The next day martial law was declared, not just in Chicago but throughout the nation. Anti-labor governments around the world used the Chicago incident to crush local union movements. In Chicago, labor leaders were rounded up, houses were entered without search warrants and union newspapers were closed down. Eventually eight men, representing a cross section of the labor movement were selected to be tried…
On August 20, 1886, the jury reported its verdict of guilty with the death penalty by hanging for seven of the Haymarket Eight, and 15 years of hard labor for Neebe. On November 10, the day before the execution, Samuel Gompers came from Washington to appeal to Governor Oglesby for the last time. The national and worldwide pressure did finally force the Governor to change the sentences of Samuel Fielden and Michael Schwab to imprisonment for life. Although 5 of the 8 were still to be hanged the next day, on the morning of November 10, Louis Lingg was found in his cell, his head half blown away by a dynamite cap. The entire event was most mysterious, since Lingg was hoping to receive a pardon that very day. Adolph Fischer, George Engel, Albert Parsons and August Spies were hanged on November 11, 1887. In June of 1893, Governor John P. Altgeld pardoned the 3 men still alive and condemned the entire judicial system that had allowed this injustice.
The article also includes:
The real issues of the Haymarket Affair were freedom of speech, freedom of the press, the right to free assembly, the right to a fair trial by a jury of peers and the right of workers to organize and fight for things like the eight-hour day.
The History Channel takes a slightly different view:
The American labor movement during this time also included a radical faction of socialists, communists and anarchists who believed the capitalist system should be dismantled because it exploited workers.
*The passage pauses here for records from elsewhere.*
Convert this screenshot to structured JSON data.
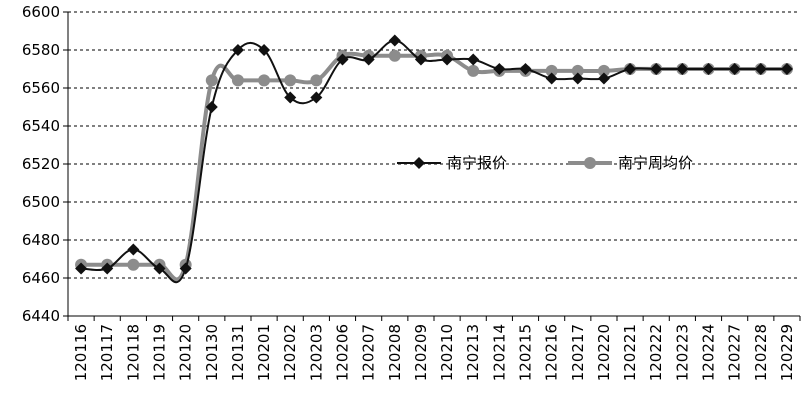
{
  "chart_data": {
    "type": "line",
    "categories": [
      "120116",
      "120117",
      "120118",
      "120119",
      "120120",
      "120130",
      "120131",
      "120201",
      "120202",
      "120203",
      "120206",
      "120207",
      "120208",
      "120209",
      "120210",
      "120213",
      "120214",
      "120215",
      "120216",
      "120217",
      "120220",
      "120221",
      "120222",
      "120223",
      "120224",
      "120227",
      "120228",
      "120229"
    ],
    "series": [
      {
        "name": "南宁报价",
        "color": "#111111",
        "marker": "diamond",
        "values": [
          6465,
          6465,
          6475,
          6465,
          6465,
          6550,
          6580,
          6580,
          6555,
          6555,
          6575,
          6575,
          6585,
          6575,
          6575,
          6575,
          6570,
          6570,
          6565,
          6565,
          6565,
          6570,
          6570,
          6570,
          6570,
          6570,
          6570,
          6570
        ]
      },
      {
        "name": "南宁周均价",
        "color": "#8c8c8c",
        "marker": "circle",
        "values": [
          6467,
          6467,
          6467,
          6467,
          6467,
          6564,
          6564,
          6564,
          6564,
          6564,
          6577,
          6577,
          6577,
          6577,
          6577,
          6569,
          6569,
          6569,
          6569,
          6569,
          6569,
          6570,
          6570,
          6570,
          6570,
          6570,
          6570,
          6570
        ]
      }
    ],
    "ylim": [
      6440,
      6600
    ],
    "yticks": [
      6440,
      6460,
      6480,
      6500,
      6520,
      6540,
      6560,
      6580,
      6600
    ],
    "grid": true,
    "legend": "center-right"
  }
}
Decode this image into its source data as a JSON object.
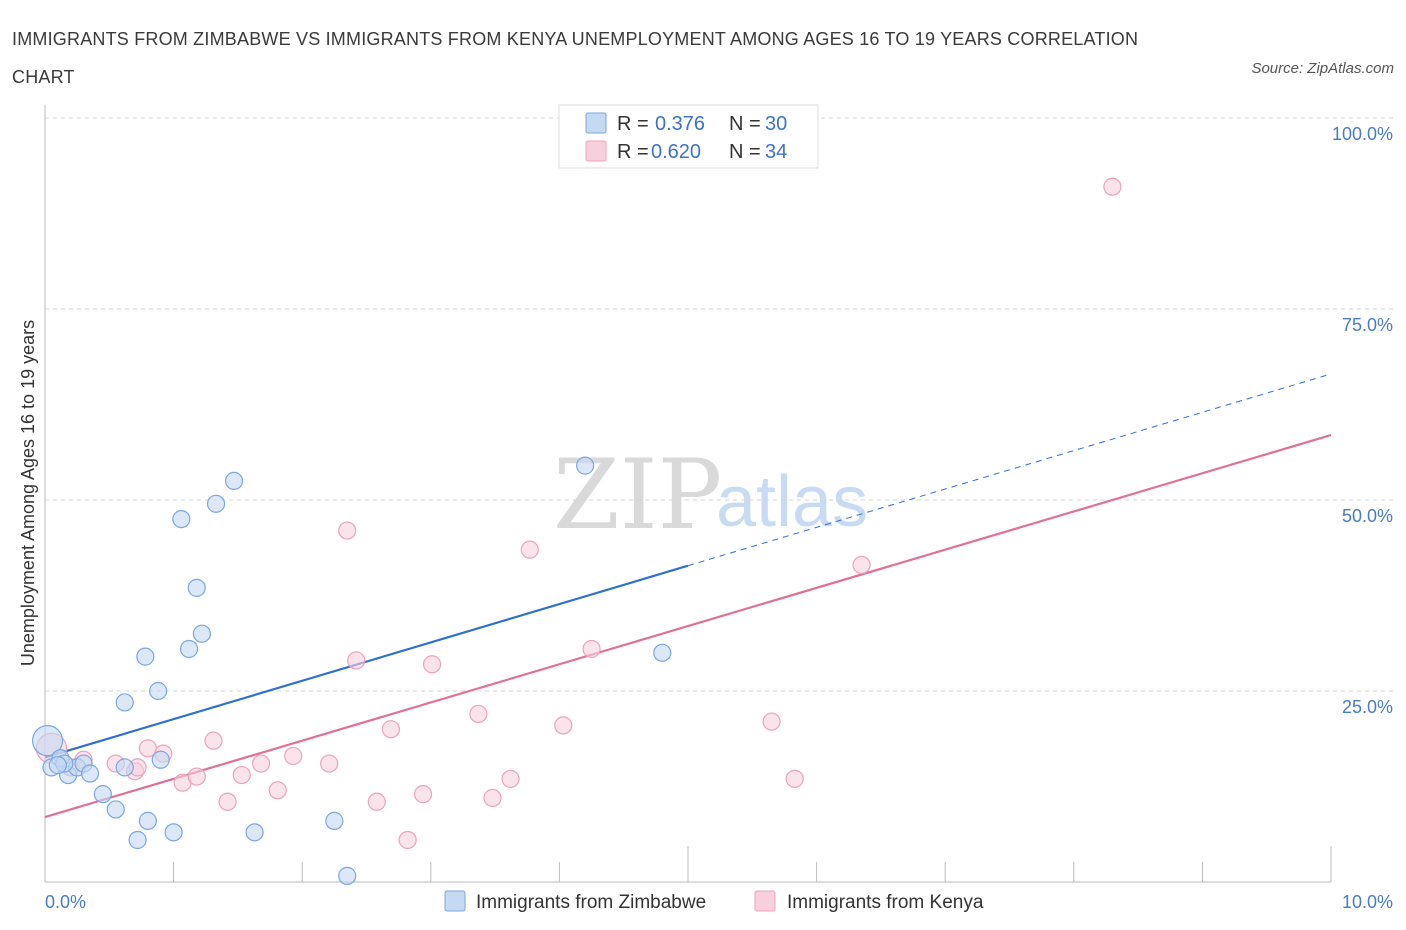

A number of these labor radicals were immigrants, many of them from Germany.
I’m also adding a link to this Library of Congress guide. It includes resources and a collection of newspaper articles of the time
I’m sure there are many on DKos who can tell the story of Labor Unions and Workers Rights better than me. That’s what I love about this site, I learn so much.
And I wish that everyone could receive a basket of flowers on their doorstep today.
Lenny Frank’s diary May Day History: The Haymarket Riot that he publishes every year tells the story so much better than I ever could.